Did my boss build a bad network or am I a bad junior employee?
Hi! I'm six months into my first IT job as a junior network technician. I've got my Net+ and schooling in CS and networking. Basically, I know enough to know I know nothing.
The environment is a small university, so it's a mix of needs. Our team size is 3, and we use Meraki. I know this is a "non-standard" environment, but I'm starting to wonder if our network is a ticking time bomb of issues and will teach me bad practices. I'm also know I might just be an arrogant junior, so have kept my mouth shut so far.
Some issues include:
-Our firewall, isp, switches, and wireless are all separate dashboard networks. Based on daily/monthly users I believe that combining all but the wireless network would be best practice and allow for better troubleshooting. I really can't see how traffic flows had to use the API to cobble diagrams together. My boss won't commit the documentation or even look at it, so no idea if they are even correct.

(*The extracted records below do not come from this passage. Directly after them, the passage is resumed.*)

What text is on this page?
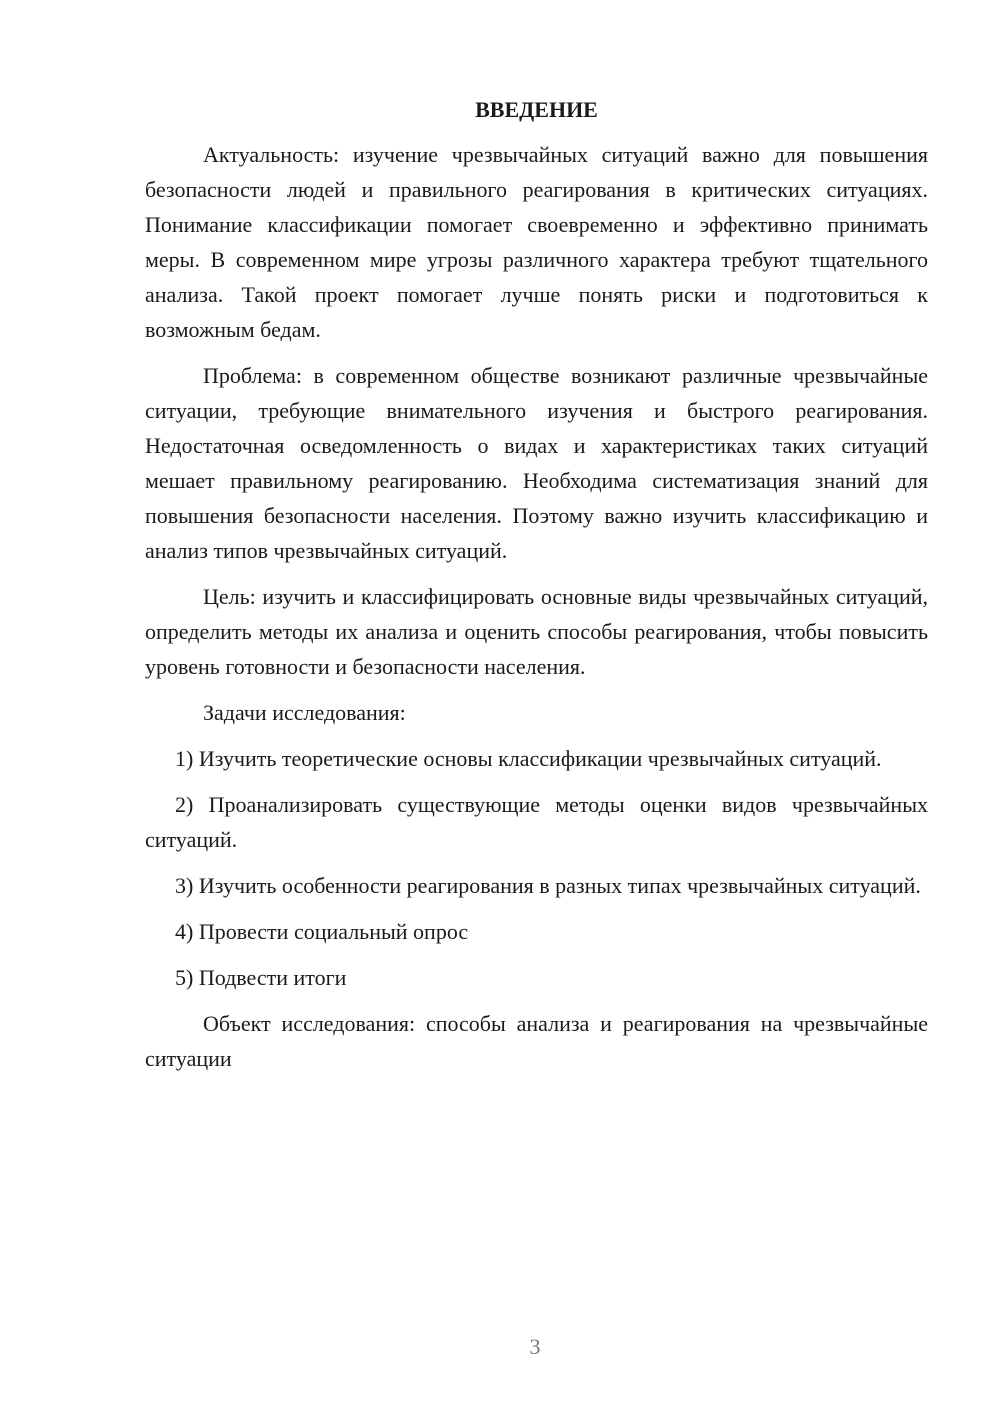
ВВЕДЕНИЕ

Актуальность: изучение чрезвычайных ситуаций важно для повышения безопасности людей и правильного реагирования в критических ситуациях. Понимание классификации помогает своевременно и эффективно принимать меры. В современном мире угрозы различного характера требуют тщательного анализа. Такой проект помогает лучше понять риски и подготовиться к возможным бедам.

Проблема: в современном обществе возникают различные чрезвычайные ситуации, требующие внимательного изучения и быстрого реагирования. Недостаточная осведомленность о видах и характеристиках таких ситуаций мешает правильному реагированию. Необходима систематизация знаний для повышения безопасности населения. Поэтому важно изучить классификацию и анализ типов чрезвычайных ситуаций.

Цель: изучить и классифицировать основные виды чрезвычайных ситуаций, определить методы их анализа и оценить способы реагирования, чтобы повысить уровень готовности и безопасности населения.

Задачи исследования:

1) Изучить теоретические основы классификации чрезвычайных ситуаций.

2) Проанализировать существующие методы оценки видов чрезвычайных ситуаций.

3) Изучить особенности реагирования в разных типах чрезвычайных ситуаций.

4) Провести социальный опрос

5) Подвести итоги

Объект исследования: способы анализа и реагирования на чрезвычайные ситуации

3
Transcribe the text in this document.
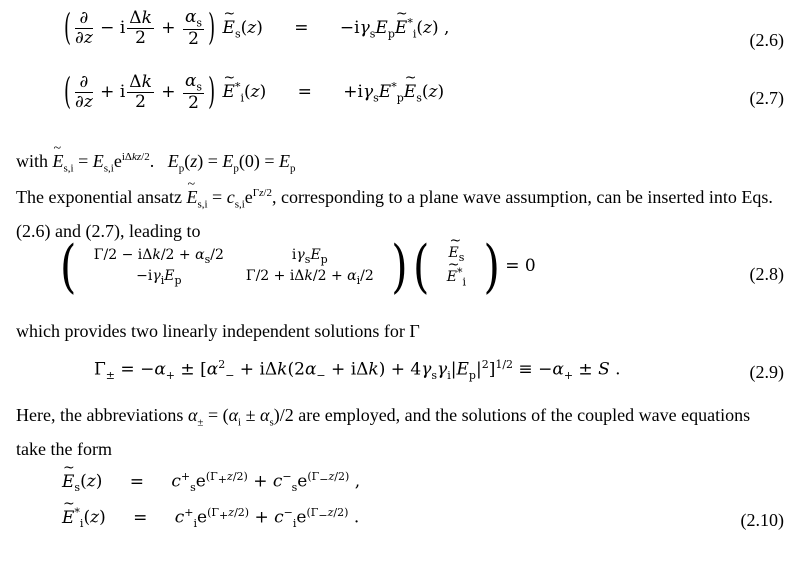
( $\frac{\partial}{\partial z} - i \frac{\Delta k}{2} + \frac{\alpha_s}{2}$ ) ~ $E_s(z)$ = $-i\gamma_sE_p\sim$ $E^*_i(z)$ ,
(2.6)
( $\frac{\partial}{\partial z} + i \frac{\Delta k}{2} + \frac{\alpha_s}{2}$ ) ~ $E^*_i(z)$ = $+i\gamma_sE^*_p\sim$ $E_s(z)$	(2.7)
with ~ $E_{s,i} = E_{s,i}e^{i\Delta kz/2}$.   $E_p(z) = E_p(0) = E_p$
The exponential ansatz ~ $E_{s,i} = c_{s,i}e^{\Gamma z/2}$, corresponding to a plane wave assumption, can be inserted into Eqs. (2.6) and (2.7), leading to
( $\Gamma/2 - i\Delta k/2 + \alpha_s/2$	$i\gamma_sE_p$
$-i\gamma_iE_p$	$\Gamma/2 + i\Delta k/2 + \alpha_i/2$ ) ( ~ $E_s$
~ $E^*_i$ ) = 0	(2.8)
which provides two linearly independent solutions for Γ
$\Gamma_\pm = -\alpha_+ \pm [\alpha^2_- + i\Delta k(2\alpha_- + i\Delta k) + 4\gamma_s\gamma_i|E_p|^2]^{1/2} \equiv -\alpha_+ \pm S$ .	(2.9)
Here, the abbreviations $\alpha_\pm = (\alpha_i \pm \alpha_s)/2$ are employed, and the solutions of the coupled wave equations take the form
~ $E_s(z) = c^+_se^{(\Gamma_+z/2)} + c^-_se^{(\Gamma_-z/2)}$ ,
~ $E^*_i(z) = c^+_ie^{(\Gamma_+z/2)} + c^-_ie^{(\Gamma_-z/2)}$ .	(2.10)
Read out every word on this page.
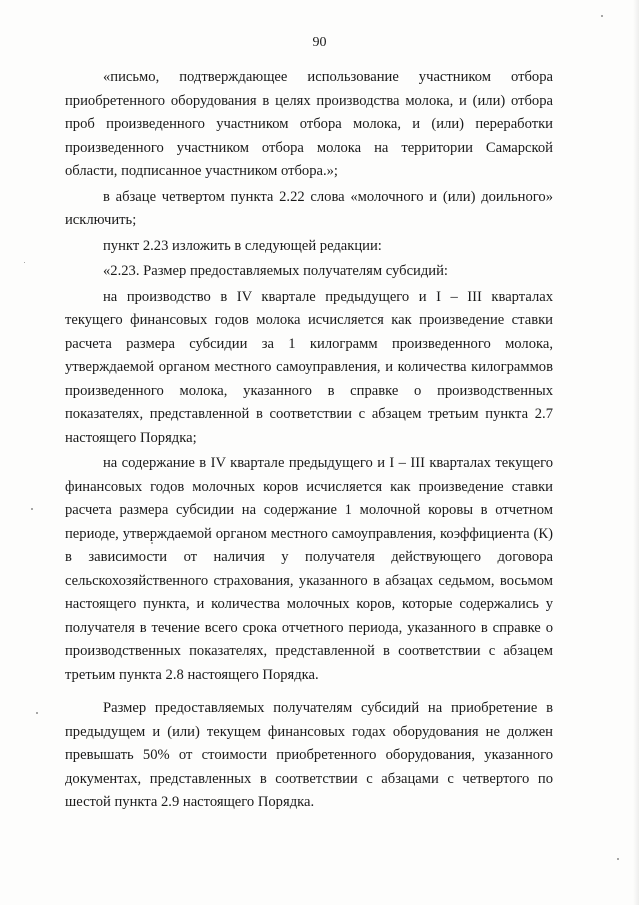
90

«письмо, подтверждающее использование участником отбора приобретенного оборудования в целях производства молока, и (или) отбора проб произведенного участником отбора молока, и (или) переработки произведенного участником отбора молока на территории Самарской области, подписанное участником отбора.»;

в абзаце четвертом пункта 2.22 слова «молочного и (или) доильного» исключить;

пункт 2.23 изложить в следующей редакции:

«2.23. Размер предоставляемых получателям субсидий:

на производство в IV квартале предыдущего и I – III кварталах текущего финансовых годов молока исчисляется как произведение ставки расчета размера субсидии за 1 килограмм произведенного молока, утверждаемой органом местного самоуправления, и количества килограммов произведенного молока, указанного в справке о производственных показателях, представленной в соответствии с абзацем третьим пункта 2.7 настоящего Порядка;

на содержание в IV квартале предыдущего и I – III кварталах текущего финансовых годов молочных коров исчисляется как произведение ставки расчета размера субсидии на содержание 1 молочной коровы в отчетном периоде, утверждаемой органом местного самоуправления, коэффициента (К) в зависимости от наличия у получателя действующего договора сельскохозяйственного страхования, указанного в абзацах седьмом, восьмом настоящего пункта, и количества молочных коров, которые содержались у получателя в течение всего срока отчетного периода, указанного в справке о производственных показателях, представленной в соответствии с абзацем третьим пункта 2.8 настоящего Порядка.

Размер предоставляемых получателям субсидий на приобретение в предыдущем и (или) текущем финансовых годах оборудования не должен превышать 50% от стоимости приобретенного оборудования, указанного документах, представленных в соответствии с абзацами с четвертого по шестой пункта 2.9 настоящего Порядка.
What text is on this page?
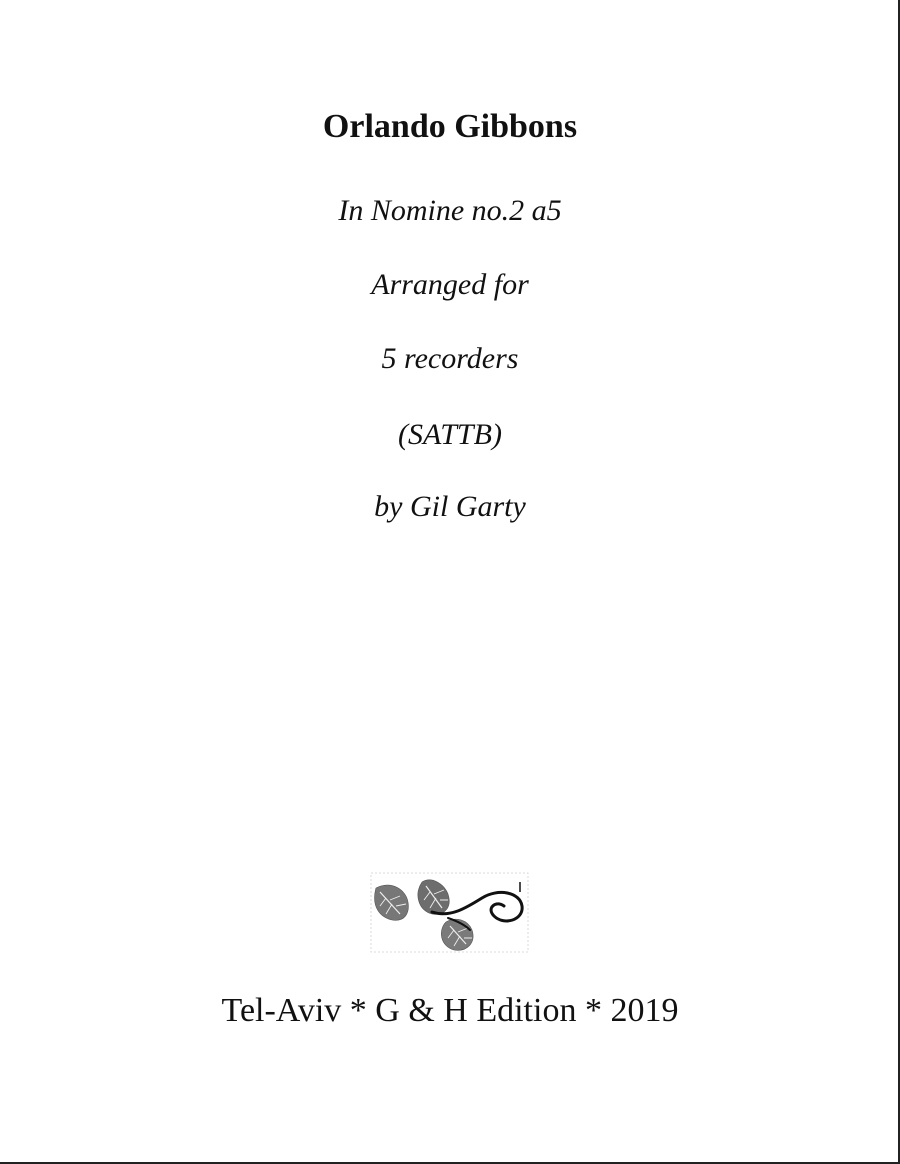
Orlando Gibbons
In Nomine no.2 a5
Arranged for
5 recorders
(SATTB)
by Gil Garty
Tel-Aviv * G & H Edition * 2019
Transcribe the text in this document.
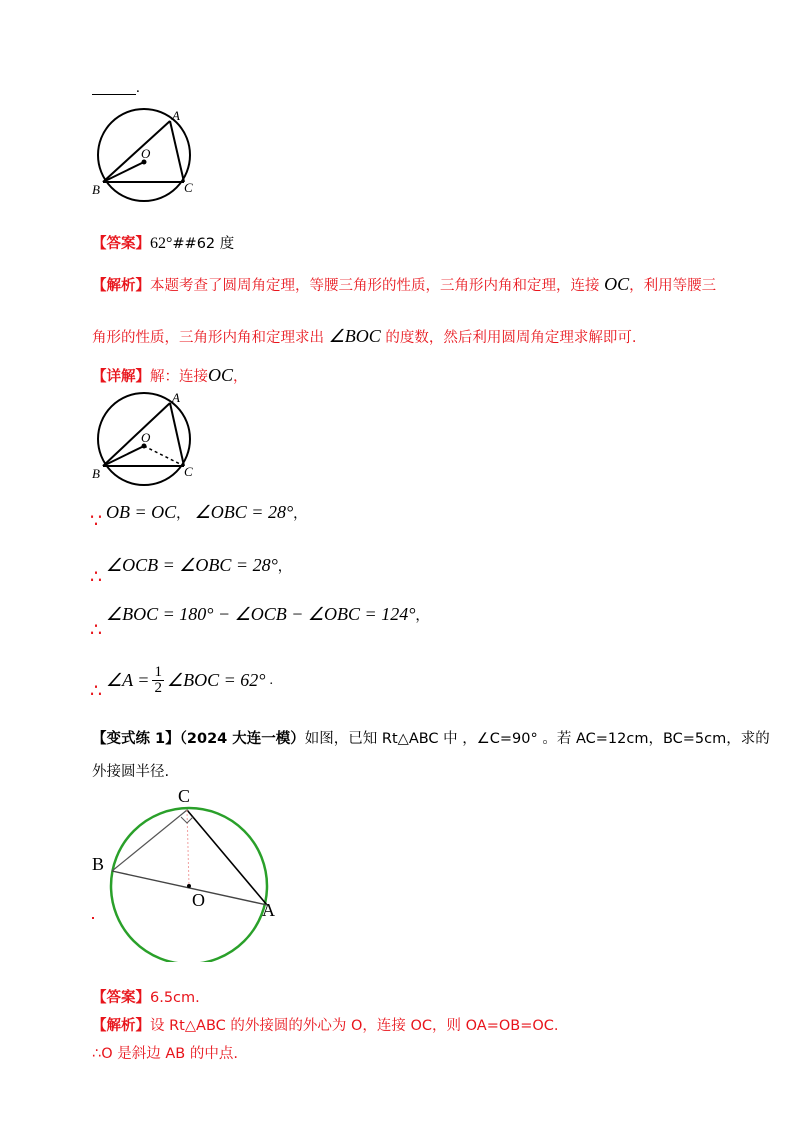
.
A
O
B	C
【答案】62°##62 度
【解析】本题考查了圆周角定理，等腰三角形的性质，三角形内角和定理，连接 OC，利用等腰三
角形的性质，三角形内角和定理求出 ∠BOC 的度数，然后利用圆周角定理求解即可.
【详解】解：连接OC，
A
O
B	C
∵ OB = OC， ∠OBC = 28°，
∴
∠OCB = ∠OBC = 28°，
∴
∠BOC = 180° − ∠OCB − ∠OBC = 124°，
∴ ∠A = $\frac{1}{2}$ ∠BOC = 62° .
【变式练 1】（2024 大连一模）如图，已知 Rt△ABC 中 ，∠C=90° 。若 AC=12cm，BC=5cm，求的
外接圆半径.
C
B
O	A
【答案】6.5cm.
【解析】设 Rt△ABC 的外接圆的外心为 O，连接 OC，则 OA=OB=OC.
∴O 是斜边 AB 的中点.
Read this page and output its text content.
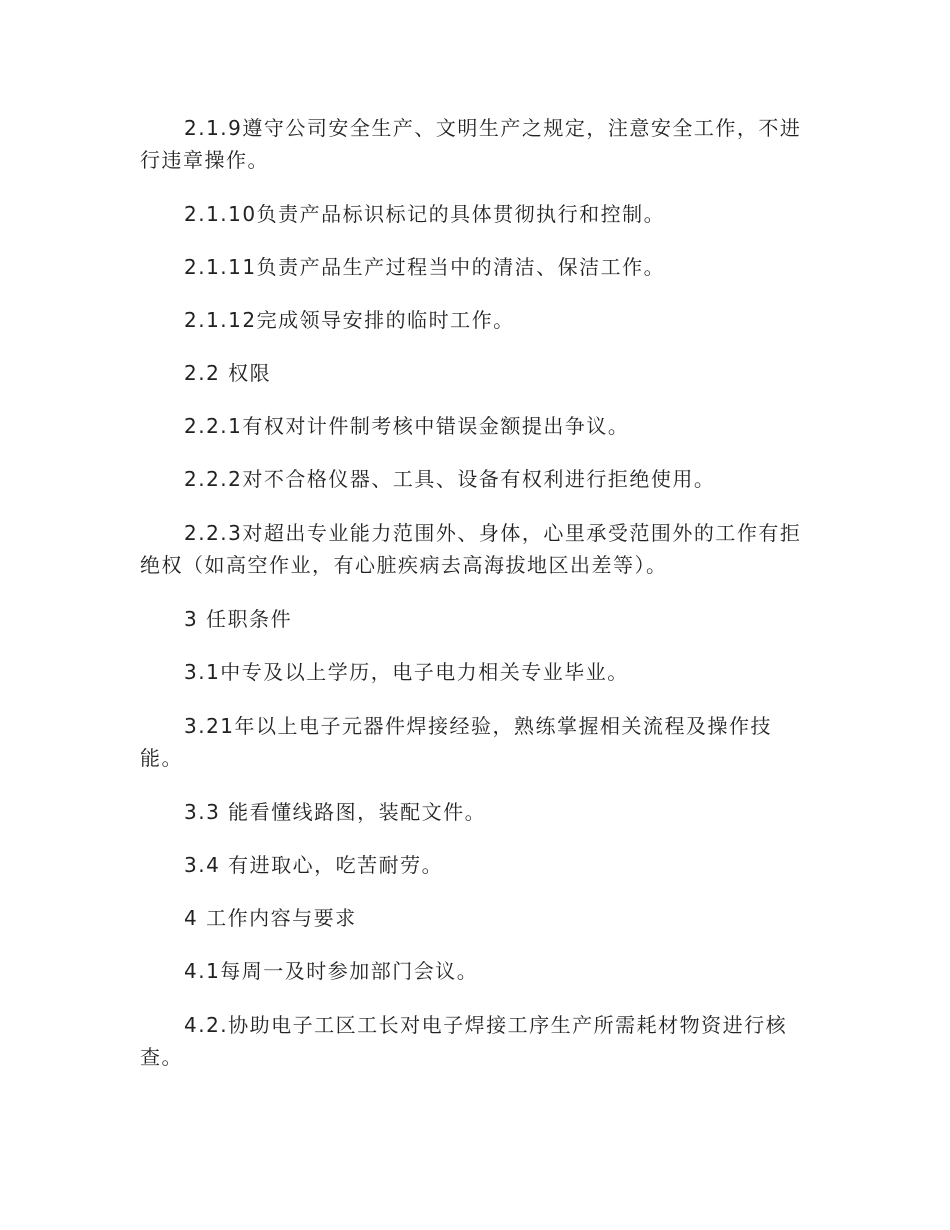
2.1.9遵守公司安全生产、文明生产之规定，注意安全工作，不进行违章操作。

2.1.10负责产品标识标记的具体贯彻执行和控制。

2.1.11负责产品生产过程当中的清洁、保洁工作。

2.1.12完成领导安排的临时工作。

2.2 权限

2.2.1有权对计件制考核中错误金额提出争议。

2.2.2对不合格仪器、工具、设备有权利进行拒绝使用。

2.2.3对超出专业能力范围外、身体，心里承受范围外的工作有拒绝权（如高空作业，有心脏疾病去高海拔地区出差等）。

3 任职条件

3.1中专及以上学历，电子电力相关专业毕业。

3.21年以上电子元器件焊接经验，熟练掌握相关流程及操作技能。

3.3 能看懂线路图，装配文件。

3.4 有进取心，吃苦耐劳。

4 工作内容与要求

4.1每周一及时参加部门会议。

4.2.协助电子工区工长对电子焊接工序生产所需耗材物资进行核查。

-I regularly find acces ports on loop guard. I wanted to add portfast with bpdu, but my boss said we don't use that. I asked why and he said we don't need to.
-During my probation period I shadowed on like 4 tasks, including another AP being switched to loopguard, likely due to a reboot leaking a bpdu (looked it up myself). I'd say Ive had max an hour of interaction a month with my coworkers.
-I have been assigned an API integration project for our monitoring system. I know I can do it, but I am also totally isolated and my meeting requests get ignored, so I don't even get a chance to verify what tools I should be building.
-multiple public-facing APs in low power mode. This could be budget issues, but also like I don't understand how it would be considered an upgrade and no one will explain why.
Im fine working with a broken network and working outside my title, because that's just life. However, my confidence is getting destroyed because I'm left to assign myself projects, rarely get tickets, and when I ask questions regarding our actual operations either get ignored or told to figure it out, despite there being zero (truly zero) documentation.
This post is long enough, so I'll just end it with should I focus in getting my CCNA and RHSCA and leaving sooner rather than later, or is this environment not as messed up as I think and I should stop being a whiny baby and actually learn. I know Reddit can be brutal, so let me have it.